Dont you just love a hot shower? and hear the water run? I just got out of it and figured I would write about why I enjoy taking nice hot showers. Not trying to make it sound all sexual as I’m sure it will sound like it since I’m talking about showers T_T It just means something personal and emotional to me.
As a young kid, I was not happy. It may seem like it but I had a pretty horrible childhood. Not like I was beaten or abused physically…but mentally I was. I was 4 years old when my dad was stationed in Japan. We moved back to California when I was 10 years old. No Big deal right? It was a huge deal for me. To cut a long story short, basically, I tried to fit in. I tried wearing the fancy expensive cool clothes; i didnt feel like me. I tried wearing makeup, felt like I was uglier wearing it. I tried to be more outgoing and outspoken; honestly I dont think I’m that smart enough or caring enough to carry on a conversation with another person. Anyone who really knows me, knows I tried…in the end, I just got made fun of. It also seemed like everytime I did try to not be myself, i would get a confidence boost. After a while, I think…that’s not me and I go back down on my low self esteem.

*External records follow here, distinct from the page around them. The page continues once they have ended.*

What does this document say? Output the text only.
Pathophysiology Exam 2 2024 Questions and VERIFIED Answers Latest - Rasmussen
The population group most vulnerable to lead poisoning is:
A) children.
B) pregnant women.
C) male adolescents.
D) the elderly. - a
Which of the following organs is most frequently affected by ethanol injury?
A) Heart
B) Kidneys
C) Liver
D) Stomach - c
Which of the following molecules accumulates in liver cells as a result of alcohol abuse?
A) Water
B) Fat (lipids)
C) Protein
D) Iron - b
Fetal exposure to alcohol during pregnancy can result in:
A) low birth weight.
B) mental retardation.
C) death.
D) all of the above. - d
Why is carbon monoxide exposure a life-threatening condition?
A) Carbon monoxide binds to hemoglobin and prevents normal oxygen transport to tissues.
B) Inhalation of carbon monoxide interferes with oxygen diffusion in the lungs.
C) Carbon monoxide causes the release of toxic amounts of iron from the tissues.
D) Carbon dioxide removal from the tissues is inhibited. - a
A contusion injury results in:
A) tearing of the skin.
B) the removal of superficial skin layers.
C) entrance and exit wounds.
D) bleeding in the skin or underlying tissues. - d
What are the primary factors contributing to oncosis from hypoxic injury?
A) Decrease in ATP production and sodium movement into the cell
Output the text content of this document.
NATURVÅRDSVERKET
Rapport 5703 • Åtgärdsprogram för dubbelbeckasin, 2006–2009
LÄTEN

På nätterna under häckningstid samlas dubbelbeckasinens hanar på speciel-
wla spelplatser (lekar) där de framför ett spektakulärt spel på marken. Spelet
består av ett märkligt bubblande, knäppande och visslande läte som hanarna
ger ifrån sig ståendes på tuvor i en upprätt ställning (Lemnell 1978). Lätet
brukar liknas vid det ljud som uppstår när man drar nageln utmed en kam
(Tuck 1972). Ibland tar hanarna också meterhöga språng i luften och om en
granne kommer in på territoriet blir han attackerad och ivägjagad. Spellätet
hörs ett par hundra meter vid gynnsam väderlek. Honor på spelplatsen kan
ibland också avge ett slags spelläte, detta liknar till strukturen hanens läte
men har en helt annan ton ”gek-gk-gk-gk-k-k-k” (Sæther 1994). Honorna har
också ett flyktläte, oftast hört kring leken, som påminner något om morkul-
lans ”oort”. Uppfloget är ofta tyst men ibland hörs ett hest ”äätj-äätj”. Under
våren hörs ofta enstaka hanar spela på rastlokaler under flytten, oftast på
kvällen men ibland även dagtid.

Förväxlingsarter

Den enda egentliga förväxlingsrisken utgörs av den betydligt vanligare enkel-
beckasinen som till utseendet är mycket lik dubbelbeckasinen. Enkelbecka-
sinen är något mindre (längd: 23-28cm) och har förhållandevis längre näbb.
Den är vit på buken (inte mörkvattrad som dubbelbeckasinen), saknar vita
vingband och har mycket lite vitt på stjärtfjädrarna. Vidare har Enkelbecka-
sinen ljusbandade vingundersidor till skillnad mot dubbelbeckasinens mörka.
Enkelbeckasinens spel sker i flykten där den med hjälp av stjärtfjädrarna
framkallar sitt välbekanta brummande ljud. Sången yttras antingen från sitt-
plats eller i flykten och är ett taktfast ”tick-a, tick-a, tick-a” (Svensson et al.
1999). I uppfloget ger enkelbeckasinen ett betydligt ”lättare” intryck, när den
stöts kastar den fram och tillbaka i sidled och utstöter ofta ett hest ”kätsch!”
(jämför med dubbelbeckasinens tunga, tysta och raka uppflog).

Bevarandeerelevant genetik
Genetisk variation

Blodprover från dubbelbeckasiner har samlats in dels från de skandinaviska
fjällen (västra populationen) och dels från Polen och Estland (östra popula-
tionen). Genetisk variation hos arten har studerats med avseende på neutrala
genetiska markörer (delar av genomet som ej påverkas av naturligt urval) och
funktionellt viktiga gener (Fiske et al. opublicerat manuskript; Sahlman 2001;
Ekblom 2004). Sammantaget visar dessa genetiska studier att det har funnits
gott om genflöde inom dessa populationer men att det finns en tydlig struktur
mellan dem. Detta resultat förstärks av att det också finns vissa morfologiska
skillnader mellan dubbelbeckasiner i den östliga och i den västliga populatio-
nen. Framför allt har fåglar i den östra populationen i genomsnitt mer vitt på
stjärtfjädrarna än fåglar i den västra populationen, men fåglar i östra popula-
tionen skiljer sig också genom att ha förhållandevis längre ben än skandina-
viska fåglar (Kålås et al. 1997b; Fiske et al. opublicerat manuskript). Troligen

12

It’s just a never-ending cycle. (although ever since I have met my husband that’s all changed.) This probably led me into depression at the end of my 8th grade year; as well as several suicide attempts during high school, but I learned to cope through hot showers. When I was younger, I would turn on the water and just sit underneath the water. Let it run through my body because it just seemed to wash all the bad stuff away. Hearing the splatters of water hitting the shower floor seemed to echo out the negative thoughts in my head. It is a temporary relief but it also gathered my thoughts. By the end of the shower, I am thinking rationally. To this day, I still take showers sitting down. Not cause I’m depressed or going insane, because it reminds me of how a shower as a kid can seem to alter reality. Is it real? Am I dreaming? When I get out of this shower, can I really deal with this problem?
*sighs* If I could, I would spend all day in my shower.